3. Colpire infrastrutture civili strategiche: perché nelle guerre moderne i confini tra civili e combattenti sono spesso sfumati (specialmente con milizie come Hezbollah o Hamas che operano da aree civili).
4. Risposta immediata e schiacciante: nessuna escalation graduale, si passa subito a un livello di forza superiore, per chiudere il conflitto rapidamente.
Sperimentata nel 2006 in Libano, la Dottrina Dahyia è stata poi applicata anche nell’operazione “Piombo Fuso” (2008-2009) ed è tuttora in uso a Gaza da ben due anni. Qui azioni distruttive si sono accompagnate ad azioni mirate, contro per esempio chi poteva raccontare sul terreno queste atrocità: parliamo dei circa 270 giornalisti uccisi proprio grazie alle applicazioni militari dell’A.I. che hanno guidato i droni perfino all’interno degli edifici, percorrendo scale e attraversando corridoi per colpire chirurgicamente o con “effetti collaterali” che Israele ha sempre definito come inevitabili o, comunque, accettabili.

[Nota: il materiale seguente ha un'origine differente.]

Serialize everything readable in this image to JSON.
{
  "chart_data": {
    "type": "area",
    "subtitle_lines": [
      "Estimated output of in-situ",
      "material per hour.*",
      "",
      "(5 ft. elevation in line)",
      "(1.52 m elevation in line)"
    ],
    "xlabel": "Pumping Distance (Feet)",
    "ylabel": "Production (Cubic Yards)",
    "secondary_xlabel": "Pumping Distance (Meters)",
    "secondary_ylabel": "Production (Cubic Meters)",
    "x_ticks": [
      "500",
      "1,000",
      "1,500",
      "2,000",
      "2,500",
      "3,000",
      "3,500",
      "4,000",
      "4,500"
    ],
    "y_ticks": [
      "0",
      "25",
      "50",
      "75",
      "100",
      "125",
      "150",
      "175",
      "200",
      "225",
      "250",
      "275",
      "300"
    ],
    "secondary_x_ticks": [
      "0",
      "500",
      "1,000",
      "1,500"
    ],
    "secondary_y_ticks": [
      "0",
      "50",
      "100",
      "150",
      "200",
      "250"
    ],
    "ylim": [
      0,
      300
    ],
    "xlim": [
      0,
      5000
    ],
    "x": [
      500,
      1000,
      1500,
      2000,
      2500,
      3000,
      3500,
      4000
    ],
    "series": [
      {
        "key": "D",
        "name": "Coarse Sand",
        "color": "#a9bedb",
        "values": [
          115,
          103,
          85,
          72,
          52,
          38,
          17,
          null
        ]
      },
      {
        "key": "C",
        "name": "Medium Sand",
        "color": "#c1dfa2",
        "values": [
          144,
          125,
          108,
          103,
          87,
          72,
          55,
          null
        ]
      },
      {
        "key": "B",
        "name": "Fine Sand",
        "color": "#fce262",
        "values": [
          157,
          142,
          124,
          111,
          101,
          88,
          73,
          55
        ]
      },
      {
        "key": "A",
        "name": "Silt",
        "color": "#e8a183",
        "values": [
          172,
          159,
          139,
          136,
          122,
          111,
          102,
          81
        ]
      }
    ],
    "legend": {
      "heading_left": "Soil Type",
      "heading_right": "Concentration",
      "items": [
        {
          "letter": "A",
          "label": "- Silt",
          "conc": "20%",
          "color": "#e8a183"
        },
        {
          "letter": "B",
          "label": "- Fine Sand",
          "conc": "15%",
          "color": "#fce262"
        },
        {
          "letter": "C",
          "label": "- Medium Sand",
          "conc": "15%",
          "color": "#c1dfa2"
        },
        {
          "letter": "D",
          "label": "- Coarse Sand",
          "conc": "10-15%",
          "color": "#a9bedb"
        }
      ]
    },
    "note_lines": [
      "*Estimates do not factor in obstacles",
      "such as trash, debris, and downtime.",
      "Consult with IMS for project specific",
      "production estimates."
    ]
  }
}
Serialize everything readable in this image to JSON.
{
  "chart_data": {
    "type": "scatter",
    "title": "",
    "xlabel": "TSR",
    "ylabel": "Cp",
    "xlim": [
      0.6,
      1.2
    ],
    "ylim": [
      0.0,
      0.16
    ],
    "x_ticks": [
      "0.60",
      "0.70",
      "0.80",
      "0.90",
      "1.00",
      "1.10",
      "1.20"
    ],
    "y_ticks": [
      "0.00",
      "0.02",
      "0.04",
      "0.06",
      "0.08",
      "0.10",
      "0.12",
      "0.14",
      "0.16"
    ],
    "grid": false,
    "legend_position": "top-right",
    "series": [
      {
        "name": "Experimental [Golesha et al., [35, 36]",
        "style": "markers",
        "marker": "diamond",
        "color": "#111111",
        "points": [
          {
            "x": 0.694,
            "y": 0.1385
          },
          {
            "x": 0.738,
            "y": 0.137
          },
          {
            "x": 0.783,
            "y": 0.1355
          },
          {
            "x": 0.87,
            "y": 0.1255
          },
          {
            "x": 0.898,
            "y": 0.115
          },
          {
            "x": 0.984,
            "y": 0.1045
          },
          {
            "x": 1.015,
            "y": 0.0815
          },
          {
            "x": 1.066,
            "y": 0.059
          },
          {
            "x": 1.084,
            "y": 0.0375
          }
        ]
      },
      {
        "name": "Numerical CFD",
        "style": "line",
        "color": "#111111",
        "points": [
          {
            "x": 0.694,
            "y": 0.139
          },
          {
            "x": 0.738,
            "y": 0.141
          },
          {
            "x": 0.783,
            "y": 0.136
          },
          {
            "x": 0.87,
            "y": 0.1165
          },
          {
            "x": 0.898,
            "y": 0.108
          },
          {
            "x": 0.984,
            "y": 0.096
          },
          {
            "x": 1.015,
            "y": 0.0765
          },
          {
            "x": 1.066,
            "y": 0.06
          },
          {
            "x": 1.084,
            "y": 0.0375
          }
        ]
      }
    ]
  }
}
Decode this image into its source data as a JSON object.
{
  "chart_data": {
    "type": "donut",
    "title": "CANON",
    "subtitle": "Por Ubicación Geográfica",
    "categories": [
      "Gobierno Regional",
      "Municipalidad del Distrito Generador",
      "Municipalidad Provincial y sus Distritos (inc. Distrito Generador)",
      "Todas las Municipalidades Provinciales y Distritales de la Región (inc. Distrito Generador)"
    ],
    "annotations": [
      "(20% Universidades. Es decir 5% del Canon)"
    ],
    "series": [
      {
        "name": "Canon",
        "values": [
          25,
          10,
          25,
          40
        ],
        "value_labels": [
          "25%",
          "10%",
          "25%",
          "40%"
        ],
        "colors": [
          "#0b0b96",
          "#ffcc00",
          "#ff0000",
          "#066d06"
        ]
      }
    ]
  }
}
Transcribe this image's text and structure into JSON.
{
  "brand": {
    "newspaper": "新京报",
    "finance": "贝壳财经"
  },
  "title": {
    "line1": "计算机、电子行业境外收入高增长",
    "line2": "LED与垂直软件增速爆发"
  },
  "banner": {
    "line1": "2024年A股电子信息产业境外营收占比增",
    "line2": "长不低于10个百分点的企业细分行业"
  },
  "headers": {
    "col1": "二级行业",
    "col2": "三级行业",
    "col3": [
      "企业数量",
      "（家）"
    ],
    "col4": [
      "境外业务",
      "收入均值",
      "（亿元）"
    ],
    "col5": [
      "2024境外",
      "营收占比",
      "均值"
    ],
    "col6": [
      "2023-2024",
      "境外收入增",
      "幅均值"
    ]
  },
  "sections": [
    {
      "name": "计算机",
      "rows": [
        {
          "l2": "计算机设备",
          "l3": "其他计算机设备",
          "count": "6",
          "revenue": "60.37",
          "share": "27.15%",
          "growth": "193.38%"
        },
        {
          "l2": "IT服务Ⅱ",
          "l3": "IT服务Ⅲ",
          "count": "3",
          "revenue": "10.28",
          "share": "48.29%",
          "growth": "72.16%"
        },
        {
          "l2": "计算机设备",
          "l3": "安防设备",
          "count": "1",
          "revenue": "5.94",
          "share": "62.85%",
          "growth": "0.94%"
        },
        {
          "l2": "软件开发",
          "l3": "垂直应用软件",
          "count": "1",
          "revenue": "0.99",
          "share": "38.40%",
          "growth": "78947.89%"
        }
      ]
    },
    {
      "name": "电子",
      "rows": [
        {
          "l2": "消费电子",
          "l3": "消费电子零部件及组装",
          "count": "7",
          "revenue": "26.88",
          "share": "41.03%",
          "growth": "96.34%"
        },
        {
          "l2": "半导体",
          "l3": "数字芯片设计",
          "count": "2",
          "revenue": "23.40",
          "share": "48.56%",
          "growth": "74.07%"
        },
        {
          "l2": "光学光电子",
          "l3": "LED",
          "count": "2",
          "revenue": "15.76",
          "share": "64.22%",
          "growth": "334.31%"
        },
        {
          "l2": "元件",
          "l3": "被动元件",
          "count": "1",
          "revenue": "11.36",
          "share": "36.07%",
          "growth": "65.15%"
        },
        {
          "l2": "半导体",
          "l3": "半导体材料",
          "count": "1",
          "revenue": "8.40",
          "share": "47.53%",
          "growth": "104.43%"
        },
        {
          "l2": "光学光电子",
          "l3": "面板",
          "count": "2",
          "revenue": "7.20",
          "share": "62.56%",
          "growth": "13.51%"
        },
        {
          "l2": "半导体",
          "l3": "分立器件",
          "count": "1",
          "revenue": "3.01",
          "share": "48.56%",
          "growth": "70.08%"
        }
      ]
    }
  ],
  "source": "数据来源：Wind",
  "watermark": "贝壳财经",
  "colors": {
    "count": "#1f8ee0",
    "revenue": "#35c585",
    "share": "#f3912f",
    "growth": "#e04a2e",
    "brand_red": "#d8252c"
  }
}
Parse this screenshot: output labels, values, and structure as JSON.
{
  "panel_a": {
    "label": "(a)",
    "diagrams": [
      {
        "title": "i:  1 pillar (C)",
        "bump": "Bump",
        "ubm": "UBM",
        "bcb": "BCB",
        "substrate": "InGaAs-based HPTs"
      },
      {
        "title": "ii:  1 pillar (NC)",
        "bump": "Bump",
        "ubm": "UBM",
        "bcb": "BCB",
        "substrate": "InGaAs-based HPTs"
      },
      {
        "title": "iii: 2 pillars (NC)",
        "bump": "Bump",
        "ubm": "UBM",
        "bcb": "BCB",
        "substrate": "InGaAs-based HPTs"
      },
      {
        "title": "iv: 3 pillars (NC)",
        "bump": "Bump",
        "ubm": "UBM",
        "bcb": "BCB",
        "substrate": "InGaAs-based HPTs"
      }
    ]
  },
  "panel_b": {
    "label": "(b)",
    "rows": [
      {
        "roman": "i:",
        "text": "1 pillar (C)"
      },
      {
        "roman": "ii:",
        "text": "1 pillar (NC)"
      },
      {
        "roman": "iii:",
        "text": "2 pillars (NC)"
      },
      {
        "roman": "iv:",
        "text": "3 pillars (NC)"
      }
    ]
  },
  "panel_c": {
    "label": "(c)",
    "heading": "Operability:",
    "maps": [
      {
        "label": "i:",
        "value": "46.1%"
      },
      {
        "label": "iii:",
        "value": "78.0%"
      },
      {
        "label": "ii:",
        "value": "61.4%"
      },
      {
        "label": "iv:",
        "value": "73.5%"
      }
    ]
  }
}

Al Cybertech svoltosi a Roma parecchie centinaia di operatori del settore giravano senza sosta, spostandosi da una chiacchiera all’altra e da uno stand all’altro e facendo incetta dei soliti gadget da portare a casa a mogli e figli. E’ stato difficile scorgere nei loro volti auto-compiacenti e sorridenti, dietro le loro divise da manager alla moda, il profilo del “collaborazionista”, ma se questa fiera delle vanità ha in qualche modo rappresentato anche la banalità del male, quella che può nascondersi dietro una tastiera che fa sgorgare del sangue a distanza telematica, allora si può dire che l’impresa è riuscita. Fuori dalla nuvola di Fuksas, il panorama da day-after dell’immensa zona rossa imposta dalla Questura di Roma, dal laghetto dell’EUR fino all’obelisco e dintorni, testimoniava invece la bellezza di un mondo reale messo in pericolo dai costruttori del mondo virtuale.